Cut about an inch off the tops of the sugar cones with a serrated knife.  Scoring all around first and then carefully sawing through made for a cleaner break. (We put the “cone cuttings” in a bag for future snacking and ice cream topping.)

Then prepare the coating:

Melt the candy melts in the microwave in 30-second increments, stirring after each zap until smooth. I had wanted to make the coating light pink, but only had a bag of red and a bag of white candy melts on hand (probably left over from a Valentine’s Day project I never got around to).  The result was more “watermelon” than pink, but the kids didn’t seem to mind.

Time for assembly:

Whether using a lollypop stick for traditional cake pops or cones in this case, it’s helpful to use some of the melted coating as “glue” to keep the cake balls in place. Sophie helped dip the tops of the cones into the coating and then place a chilled cake ball on top. Repeat with all cones and then refrigerate/freeze again for a few minutes more. (I lined the baking sheets with parchment paper but this isn’t really necessary.)

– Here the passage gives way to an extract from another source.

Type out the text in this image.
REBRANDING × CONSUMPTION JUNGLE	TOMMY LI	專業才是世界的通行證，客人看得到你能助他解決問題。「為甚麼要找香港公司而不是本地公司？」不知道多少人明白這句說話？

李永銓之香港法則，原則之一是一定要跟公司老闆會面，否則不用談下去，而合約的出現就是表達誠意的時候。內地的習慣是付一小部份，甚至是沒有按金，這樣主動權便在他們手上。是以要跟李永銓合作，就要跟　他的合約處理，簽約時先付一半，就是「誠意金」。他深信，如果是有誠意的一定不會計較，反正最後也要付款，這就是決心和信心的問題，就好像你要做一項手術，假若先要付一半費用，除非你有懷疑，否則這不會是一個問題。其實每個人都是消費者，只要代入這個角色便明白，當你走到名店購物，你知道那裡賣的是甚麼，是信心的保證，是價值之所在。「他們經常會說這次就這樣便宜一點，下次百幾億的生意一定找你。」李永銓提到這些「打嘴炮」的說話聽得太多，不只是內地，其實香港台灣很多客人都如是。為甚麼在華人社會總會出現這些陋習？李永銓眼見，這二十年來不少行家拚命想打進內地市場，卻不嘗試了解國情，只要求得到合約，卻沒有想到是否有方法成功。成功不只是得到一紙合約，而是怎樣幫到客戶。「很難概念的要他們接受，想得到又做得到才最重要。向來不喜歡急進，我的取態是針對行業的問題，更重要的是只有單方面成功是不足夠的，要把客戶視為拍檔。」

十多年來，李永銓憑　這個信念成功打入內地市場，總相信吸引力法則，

For the final phase, dip the chilled cones into the melted candy melts, swirl to coat evenly, and place back on the baking sheet. Feel free to add sprinkles if you want.  For a triple batch (36 cones) we used 2 packages of candy melts and still had some left over.  Chill the cake cones until the coating hardens.

Arrange on a platter for serving. (For best results, keep refrigerated until ready to serve.)

“Delicious, if I say so myself!”

 

For 12 ice cream cone cake pops you will need:

  • 1 box Entemann’s (or similar) frosted cake (we used vanilla bean)
  • 1 box sugar cones (12-count)
  • 1 package (14 oz.) candy melts, any color

For a double or triple batch, use 2 packages of candy melts. You will most likely have some left in the bowl, but I’ve learned the hard way that having an ample amount of candy melts is the trick to getting an even coating.

[Note: if you end up with more cake balls than cones, you could whip out some lollypop sticks and make the rest into traditional cake pops, or you could freeze the balls for a future cake pop project.]